NASA Human Research Program Investigators' Workshop (2012)
4144.pdf
INDUCTION OF EARLY STAGES OF OSTEOARTHRITIS AFTER EXPOSURE TO
MICROGRAVITY
1
L. Mellor1, W. Knudson2 and J.T. Oxford1
Boise State University, Biomolecular Research Center, Boise, ID 83725, lilianamellor@boisestate.edu, 2 East
Carolina University, Brody School of Medicine, Greenville, NC 27834
Articular cartilage of the synovial joints such as hip and knee joints, are constantly exposed to mechanical forces
produced by daily activities. Similar to bone, cartilage is a type of connective tissue that requires a balance between
synthesis and degradation of extracellular matrix components to maintain tissue homeostasis; changes in this
balance leads to cartilage degradation. However, unlike bone tissue, cartilage lacks innervation, blood supply and
cell-cell contact, and has a very limited regeneration capacity. Proper communication between individual
chondrocytes and the extracellular matrix is crucial to maintain cartilage homeostasis, and disruption in cell-matrix
interactions can trigger cartilage degradation.
It has been shown that astronauts experience bone density loss after space flight resembling osteoporotic conditions
due to prolonged exposure to microgravity. Although bone density loss in space is a growing field of interest in
space related biomedical research, there are no current publications on the possible effects of microgravity on the
adjacent articular cartilage of synovial joints. We therefore hypothesize that cartilage homeostasis is also
compromised during space missions, resulting in early stages of arthritis. Arthritis is a progressive degenerative
disease that can take years or even decades before becoming symptomatic, and early detection of the disease can be
a key component for successful treatment. Our proposed research addresses the molecular mechanisms involved in
articular cartilage loss after exposure to microgravity, which can result in impaired mobility and painful joints. Our
goal is to use two chondrocyte cell lines widely used in arthritis cell research, RCS (rat chondrosarcoma cells) and
C-28/I2 (immortal human chondrocyte cell line), and expose them to a modeled microgravity environment using a
rotating wall vessel (RWV) bioreactor. Molecular markers closely associated with arthritis, such as matrix metalloproteinases and genes involved in matrix catabolism, will be investigated. It is also expected that matrix protein
receptors will transduce the effects of gravity into the cell by first altering the underlying intracellular cytoskeleton.
Cell culturing of chondrocytes using the RWV bioreactor forms the foundation of our research. We have tried to
optimize cell culture conditions in a 3-D environment by testing different available microcarriers and assessing cell
viability after several days in the bioreactor.

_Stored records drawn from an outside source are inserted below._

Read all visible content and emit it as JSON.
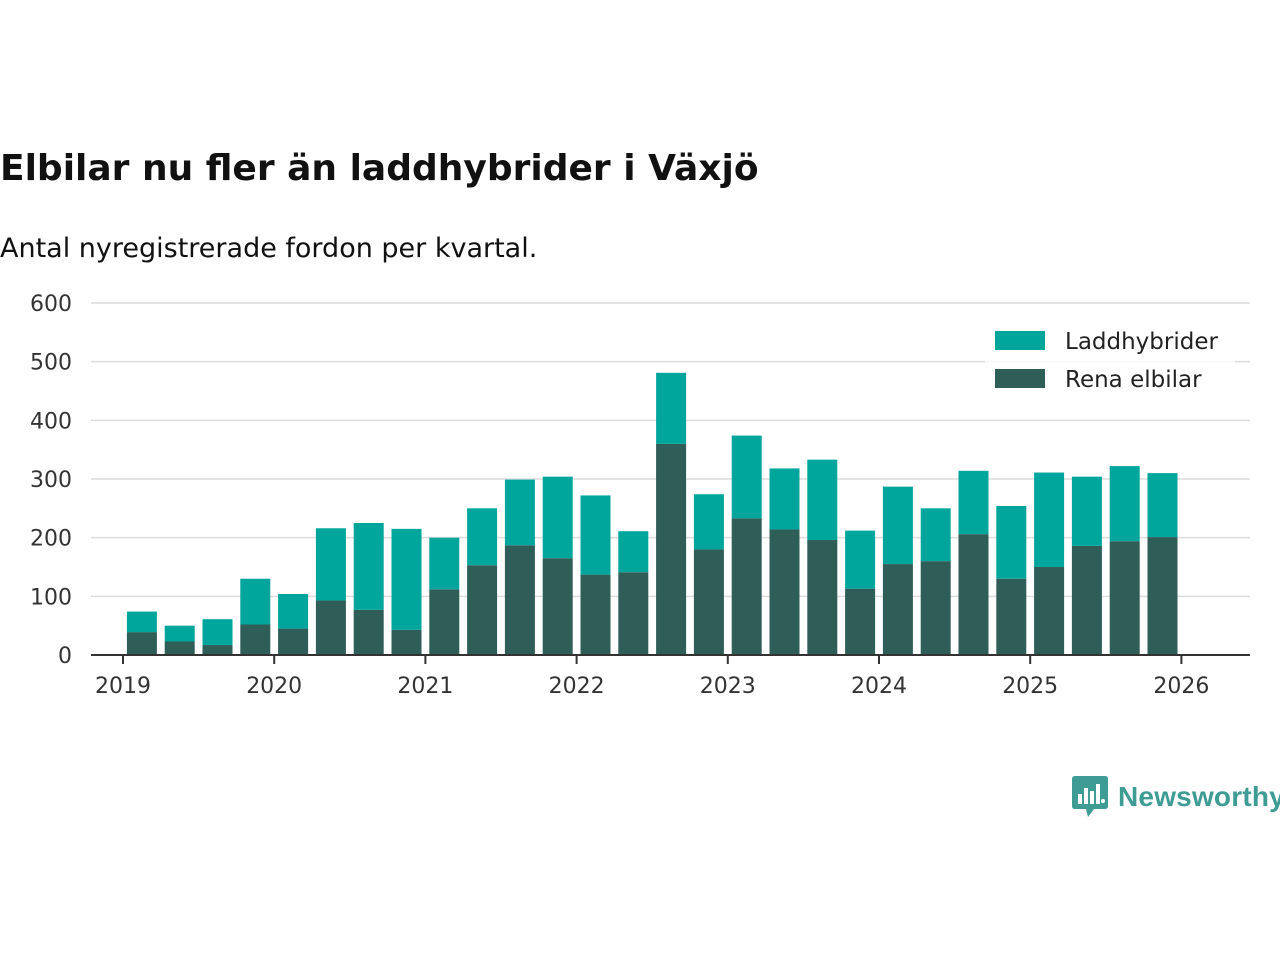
{
  "title": "Elbilar nu fler än laddhybrider i Växjö",
  "subtitle": "Antal nyregistrerade fordon per kvartal.",
  "brand": {
    "name": "Newsworthy"
  },
  "colors": {
    "laddhybrider": "#00a69c",
    "rena_elbilar": "#2f5d57",
    "grid": "#dcdcdc",
    "axis": "#333333",
    "brand": "#3f9c95"
  },
  "chart_data": {
    "type": "bar",
    "stacked": true,
    "title": "Elbilar nu fler än laddhybrider i Växjö",
    "subtitle": "Antal nyregistrerade fordon per kvartal.",
    "xlabel": "",
    "ylabel": "",
    "ylim": [
      0,
      600
    ],
    "yticks": [
      0,
      100,
      200,
      300,
      400,
      500,
      600
    ],
    "xticks": [
      "2019",
      "2020",
      "2021",
      "2022",
      "2023",
      "2024",
      "2025",
      "2026"
    ],
    "legend_position": "top-right",
    "grid": true,
    "categories": [
      "2019 Q2",
      "2019 Q3",
      "2019 Q4",
      "2020 Q1",
      "2020 Q2",
      "2020 Q3",
      "2020 Q4",
      "2021 Q1",
      "2021 Q2",
      "2021 Q3",
      "2021 Q4",
      "2022 Q1",
      "2022 Q2",
      "2022 Q3",
      "2022 Q4",
      "2023 Q1",
      "2023 Q2",
      "2023 Q3",
      "2023 Q4",
      "2024 Q1",
      "2024 Q2",
      "2024 Q3",
      "2024 Q4",
      "2025 Q1",
      "2025 Q2",
      "2025 Q3",
      "2025 Q4",
      "2026 Q1"
    ],
    "series": [
      {
        "name": "Rena elbilar",
        "values": [
          39,
          23,
          17,
          52,
          45,
          93,
          77,
          43,
          112,
          153,
          187,
          165,
          137,
          141,
          360,
          180,
          233,
          214,
          196,
          113,
          155,
          160,
          206,
          130,
          150,
          186,
          194,
          201
        ]
      },
      {
        "name": "Laddhybrider",
        "values": [
          35,
          27,
          44,
          78,
          59,
          123,
          148,
          172,
          88,
          97,
          112,
          139,
          135,
          70,
          121,
          94,
          141,
          104,
          137,
          99,
          132,
          90,
          108,
          124,
          161,
          118,
          128,
          109
        ]
      }
    ]
  }
}
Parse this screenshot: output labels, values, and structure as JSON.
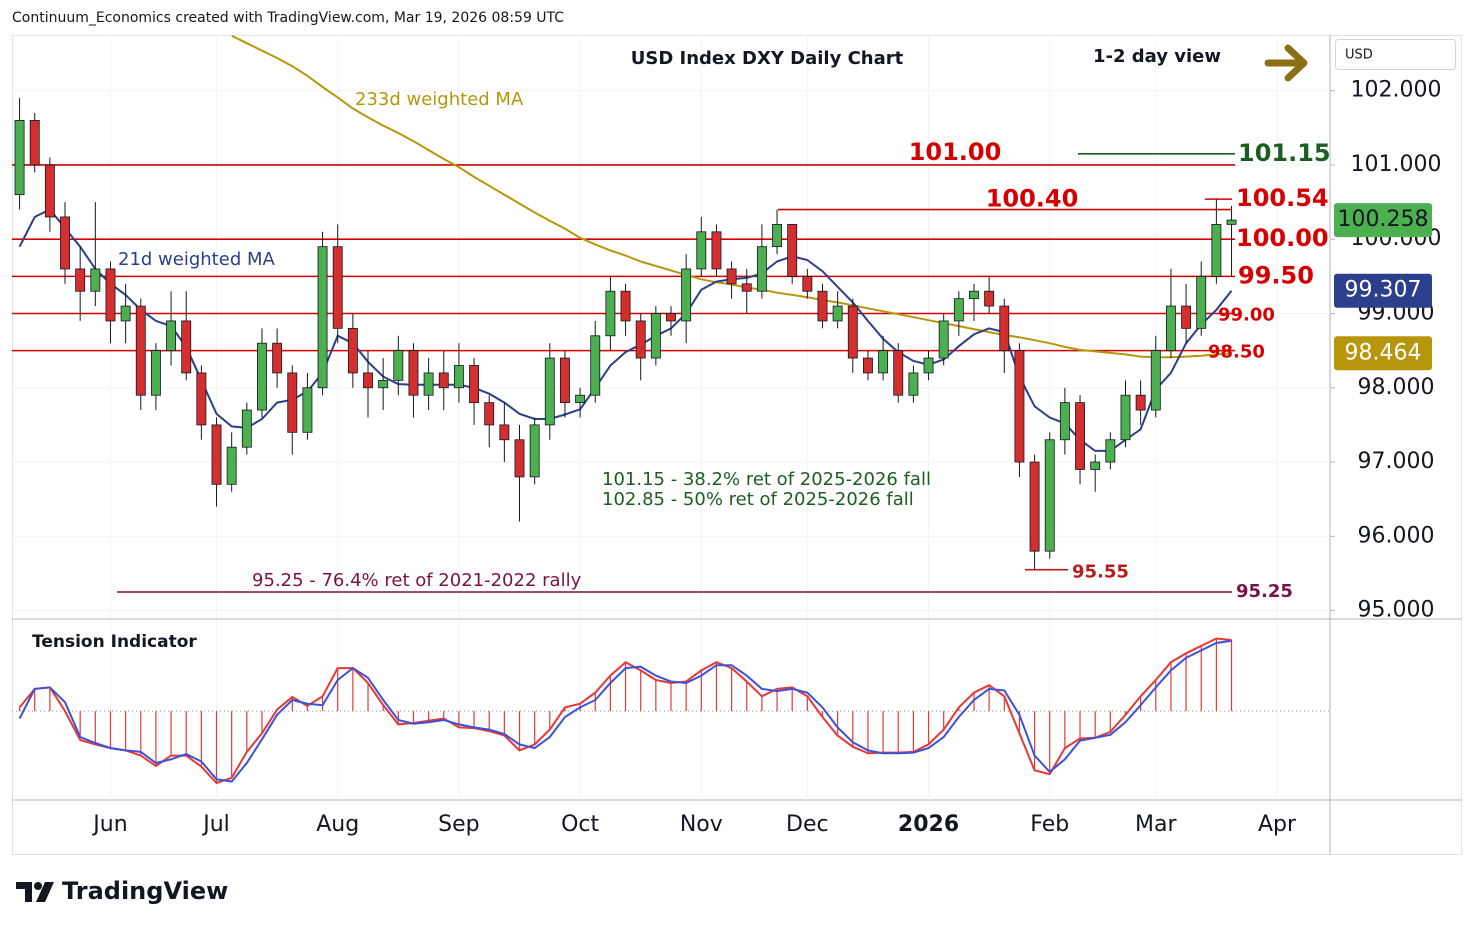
{
  "header": {
    "credit": "Continuum_Economics created with TradingView.com, Mar 19, 2026 08:59 UTC"
  },
  "footer": {
    "brand": "TradingView"
  },
  "chart_data": [
    {
      "type": "candlestick",
      "title": "USD Index DXY Daily Chart",
      "subtitle": "1-2 day view",
      "y_axis_label": "USD",
      "categories": [
        null,
        null,
        null,
        null,
        null,
        null,
        "Jun",
        null,
        null,
        null,
        null,
        null,
        null,
        "Jul",
        null,
        null,
        null,
        null,
        null,
        null,
        null,
        "Aug",
        null,
        null,
        null,
        null,
        null,
        null,
        null,
        "Sep",
        null,
        null,
        null,
        null,
        null,
        null,
        null,
        "Oct",
        null,
        null,
        null,
        null,
        null,
        null,
        null,
        "Nov",
        null,
        null,
        null,
        null,
        null,
        null,
        "Dec",
        null,
        null,
        null,
        null,
        null,
        null,
        null,
        "2026",
        null,
        null,
        null,
        null,
        null,
        null,
        null,
        "Feb",
        null,
        null,
        null,
        null,
        null,
        null,
        "Mar",
        null,
        null,
        null,
        null,
        null,
        null,
        null,
        "Apr",
        null,
        null,
        null
      ],
      "open": [
        100.6,
        101.6,
        101.0,
        100.3,
        99.6,
        99.3,
        99.6,
        98.9,
        99.1,
        97.9,
        98.5,
        98.9,
        98.2,
        97.5,
        96.7,
        97.2,
        97.7,
        98.6,
        98.2,
        97.4,
        98.0,
        99.9,
        98.8,
        98.2,
        98.0,
        98.1,
        98.5,
        97.9,
        98.2,
        98.0,
        98.3,
        97.8,
        97.5,
        97.3,
        96.8,
        97.5,
        98.4,
        97.8,
        97.9,
        98.7,
        99.3,
        98.9,
        98.4,
        99.0,
        98.9,
        99.6,
        100.1,
        99.6,
        99.4,
        99.3,
        99.9,
        100.2,
        99.5,
        99.3,
        98.9,
        99.1,
        98.4,
        98.2,
        98.5,
        97.9,
        98.2,
        98.4,
        98.9,
        99.2,
        99.3,
        99.1,
        98.5,
        97.0,
        95.8,
        97.3,
        97.8,
        96.9,
        97.0,
        97.3,
        97.9,
        97.7,
        98.5,
        99.1,
        98.8,
        99.5,
        100.2,
        null,
        null,
        null,
        null,
        null,
        null
      ],
      "high": [
        101.9,
        101.7,
        101.1,
        100.5,
        99.9,
        100.5,
        99.7,
        99.4,
        99.2,
        98.6,
        99.3,
        99.3,
        98.3,
        97.6,
        97.4,
        97.8,
        98.8,
        98.8,
        98.3,
        98.2,
        100.1,
        100.2,
        99.0,
        98.5,
        98.4,
        98.7,
        98.6,
        98.4,
        98.5,
        98.6,
        98.4,
        97.9,
        97.8,
        97.5,
        97.6,
        98.6,
        98.5,
        98.0,
        98.9,
        99.5,
        99.4,
        99.0,
        99.1,
        99.1,
        99.8,
        100.3,
        100.2,
        99.7,
        99.6,
        100.2,
        100.4,
        100.2,
        99.6,
        99.4,
        99.3,
        99.2,
        98.5,
        98.7,
        98.6,
        98.3,
        98.5,
        99.0,
        99.3,
        99.4,
        99.5,
        99.2,
        98.6,
        97.1,
        97.4,
        98.0,
        97.9,
        97.1,
        97.4,
        98.1,
        98.1,
        98.7,
        99.6,
        99.4,
        99.7,
        100.54,
        100.45,
        null,
        null,
        null,
        null,
        null,
        null
      ],
      "low": [
        100.4,
        100.9,
        100.1,
        99.4,
        98.9,
        99.1,
        98.6,
        98.6,
        97.7,
        97.7,
        98.3,
        98.1,
        97.3,
        96.4,
        96.6,
        97.1,
        97.6,
        98.0,
        97.1,
        97.3,
        97.9,
        98.6,
        98.0,
        97.6,
        97.7,
        97.9,
        97.6,
        97.7,
        97.7,
        97.8,
        97.5,
        97.2,
        97.0,
        96.2,
        96.7,
        97.3,
        97.6,
        97.6,
        97.8,
        98.5,
        98.7,
        98.1,
        98.3,
        98.7,
        98.6,
        99.5,
        99.5,
        99.2,
        99.0,
        99.2,
        99.8,
        99.4,
        99.2,
        98.8,
        98.8,
        98.2,
        98.1,
        98.1,
        97.8,
        97.8,
        98.1,
        98.3,
        98.7,
        98.9,
        99.0,
        98.2,
        96.8,
        95.55,
        95.7,
        97.1,
        96.7,
        96.6,
        96.9,
        97.2,
        97.5,
        97.6,
        98.4,
        98.6,
        98.7,
        99.4,
        99.5,
        null,
        null,
        null,
        null,
        null,
        null
      ],
      "close": [
        101.6,
        101.0,
        100.3,
        99.6,
        99.3,
        99.6,
        98.9,
        99.1,
        97.9,
        98.5,
        98.9,
        98.2,
        97.5,
        96.7,
        97.2,
        97.7,
        98.6,
        98.2,
        97.4,
        98.0,
        99.9,
        98.8,
        98.2,
        98.0,
        98.1,
        98.5,
        97.9,
        98.2,
        98.0,
        98.3,
        97.8,
        97.5,
        97.3,
        96.8,
        97.5,
        98.4,
        97.8,
        97.9,
        98.7,
        99.3,
        98.9,
        98.4,
        99.0,
        98.9,
        99.6,
        100.1,
        99.6,
        99.4,
        99.3,
        99.9,
        100.2,
        99.5,
        99.3,
        98.9,
        99.1,
        98.4,
        98.2,
        98.5,
        97.9,
        98.2,
        98.4,
        98.9,
        99.2,
        99.3,
        99.1,
        98.5,
        97.0,
        95.8,
        97.3,
        97.8,
        96.9,
        97.0,
        97.3,
        97.9,
        97.7,
        98.5,
        99.1,
        98.8,
        99.5,
        100.2,
        100.258,
        null,
        null,
        null,
        null,
        null,
        null
      ],
      "up_color": "#4caf50",
      "down_color": "#d32f2f",
      "lines": [
        {
          "name": "233d weighted MA",
          "color": "#b8960c",
          "values": [
            null,
            null,
            null,
            null,
            null,
            null,
            null,
            null,
            null,
            null,
            null,
            null,
            null,
            null,
            102.74,
            102.64,
            102.54,
            102.44,
            102.33,
            102.2,
            102.05,
            101.91,
            101.76,
            101.64,
            101.53,
            101.43,
            101.32,
            101.2,
            101.08,
            100.97,
            100.84,
            100.72,
            100.6,
            100.48,
            100.36,
            100.25,
            100.14,
            100.02,
            99.93,
            99.85,
            99.78,
            99.7,
            99.64,
            99.58,
            99.52,
            99.46,
            99.42,
            99.39,
            99.35,
            99.32,
            99.28,
            99.25,
            99.22,
            99.18,
            99.15,
            99.11,
            99.07,
            99.03,
            98.99,
            98.95,
            98.91,
            98.87,
            98.83,
            98.79,
            98.75,
            98.71,
            98.68,
            98.64,
            98.6,
            98.55,
            98.51,
            98.49,
            98.47,
            98.45,
            98.42,
            98.41,
            98.41,
            98.42,
            98.43,
            98.45,
            98.464,
            null,
            null,
            null,
            null,
            null,
            null
          ]
        },
        {
          "name": "21d weighted MA",
          "color": "#2b3f8c",
          "values": [
            99.9,
            100.3,
            100.4,
            100.15,
            99.9,
            99.6,
            99.4,
            99.25,
            99.05,
            98.9,
            98.83,
            98.55,
            98.1,
            97.65,
            97.48,
            97.46,
            97.58,
            97.8,
            97.84,
            97.95,
            98.2,
            98.7,
            98.6,
            98.35,
            98.15,
            98.05,
            98.04,
            98.04,
            98.04,
            98.04,
            98.0,
            97.92,
            97.8,
            97.65,
            97.58,
            97.58,
            97.64,
            97.71,
            98.0,
            98.3,
            98.48,
            98.58,
            98.7,
            98.8,
            99.0,
            99.32,
            99.43,
            99.46,
            99.48,
            99.54,
            99.7,
            99.77,
            99.72,
            99.57,
            99.36,
            99.15,
            98.9,
            98.66,
            98.48,
            98.36,
            98.31,
            98.38,
            98.56,
            98.72,
            98.8,
            98.75,
            98.15,
            97.75,
            97.6,
            97.52,
            97.3,
            97.15,
            97.15,
            97.3,
            97.44,
            97.98,
            98.2,
            98.6,
            98.85,
            99.05,
            99.307,
            null,
            null,
            null,
            null,
            null,
            null
          ]
        }
      ],
      "levels": [
        {
          "value": 101,
          "label": "101.00",
          "color": "#d50000"
        },
        {
          "value": 100.54,
          "label": "100.54",
          "color": "#d50000"
        },
        {
          "value": 100.4,
          "label": "100.40",
          "color": "#d50000"
        },
        {
          "value": 100,
          "label": "100.00",
          "color": "#d50000"
        },
        {
          "value": 99.5,
          "label": "99.50",
          "color": "#d50000"
        },
        {
          "value": 99,
          "label": "99.00",
          "color": "#d50000"
        },
        {
          "value": 98.5,
          "label": "98.50",
          "color": "#d50000"
        },
        {
          "value": 101.15,
          "label": "101.15",
          "color": "#1b5e20"
        },
        {
          "value": 95.55,
          "label": "95.55",
          "color": "#b71c1c"
        },
        {
          "value": 95.25,
          "label": "95.25",
          "color": "#7b1245"
        }
      ],
      "annotations": [
        {
          "text": "101.15 - 38.2% ret of 2025-2026 fall",
          "color": "#1b5e20"
        },
        {
          "text": "102.85 - 50% ret of 2025-2026 fall",
          "color": "#1b5e20"
        },
        {
          "text": "95.25 - 76.4% ret of 2021-2022 rally",
          "color": "#7b1245"
        }
      ],
      "ylim": [
        94.9,
        102.75
      ],
      "yticks": [
        {
          "value": 95,
          "label": "95.000"
        },
        {
          "value": 96,
          "label": "96.000"
        },
        {
          "value": 97,
          "label": "97.000"
        },
        {
          "value": 98,
          "label": "98.000"
        },
        {
          "value": 99,
          "label": "99.000"
        },
        {
          "value": 100,
          "label": "100.000"
        },
        {
          "value": 101,
          "label": "101.000"
        },
        {
          "value": 102,
          "label": "102.000"
        }
      ],
      "grid": true
    },
    {
      "type": "oscillator",
      "title": "Tension Indicator",
      "ylim": [
        -1.2,
        1.23
      ],
      "series": [
        {
          "color": "#e53935",
          "style": "histogram",
          "values": [
            0.05,
            0.3,
            0.32,
            0.0,
            -0.39,
            -0.45,
            -0.5,
            -0.53,
            -0.6,
            -0.74,
            -0.6,
            -0.6,
            -0.75,
            -0.97,
            -0.9,
            -0.55,
            -0.3,
            0.02,
            0.19,
            0.07,
            0.2,
            0.58,
            0.58,
            0.38,
            0.08,
            -0.18,
            -0.16,
            -0.13,
            -0.1,
            -0.22,
            -0.23,
            -0.27,
            -0.33,
            -0.53,
            -0.45,
            -0.25,
            0.05,
            0.1,
            0.25,
            0.48,
            0.66,
            0.55,
            0.42,
            0.38,
            0.4,
            0.55,
            0.66,
            0.58,
            0.4,
            0.2,
            0.3,
            0.32,
            0.2,
            -0.08,
            -0.33,
            -0.48,
            -0.57,
            -0.56,
            -0.56,
            -0.55,
            -0.45,
            -0.25,
            0.05,
            0.25,
            0.35,
            0.2,
            -0.3,
            -0.8,
            -0.85,
            -0.5,
            -0.37,
            -0.36,
            -0.28,
            -0.05,
            0.2,
            0.42,
            0.66,
            0.78,
            0.88,
            0.98,
            0.96,
            null,
            null,
            null,
            null,
            null,
            null
          ]
        },
        {
          "color": "#3f51d8",
          "style": "line",
          "values": [
            -0.1,
            0.3,
            0.32,
            0.12,
            -0.35,
            -0.43,
            -0.5,
            -0.53,
            -0.55,
            -0.7,
            -0.65,
            -0.58,
            -0.68,
            -0.92,
            -0.95,
            -0.7,
            -0.38,
            -0.05,
            0.15,
            0.1,
            0.08,
            0.42,
            0.58,
            0.45,
            0.15,
            -0.12,
            -0.17,
            -0.15,
            -0.12,
            -0.18,
            -0.22,
            -0.25,
            -0.31,
            -0.45,
            -0.5,
            -0.35,
            -0.08,
            0.05,
            0.15,
            0.38,
            0.58,
            0.6,
            0.48,
            0.4,
            0.38,
            0.48,
            0.62,
            0.62,
            0.48,
            0.3,
            0.27,
            0.3,
            0.25,
            0.05,
            -0.22,
            -0.42,
            -0.53,
            -0.57,
            -0.57,
            -0.56,
            -0.5,
            -0.35,
            -0.08,
            0.15,
            0.3,
            0.28,
            -0.05,
            -0.6,
            -0.82,
            -0.65,
            -0.4,
            -0.36,
            -0.32,
            -0.15,
            0.08,
            0.32,
            0.55,
            0.72,
            0.82,
            0.92,
            0.95,
            null,
            null,
            null,
            null,
            null,
            null
          ]
        }
      ]
    }
  ]
}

In addition, we have developed several protocols to successfully stain
cells after exposure to modeled microgravity, avoiding centrifugation steps. Preliminary data of chondrocytes
exposed to modeled microgravity for 7 days show changes in the actin cytoskeleton morphology when compared to
control cells cultured under normal gravitational forces.
A better understanding of the molecular signaling pathways involved in cartilage degradation, will not only help
prevent astronauts developing osteoarthritis from exposure to microgravity, but will also help us prevent further
degradation in patients experiencing early stages of arthritis on Earth.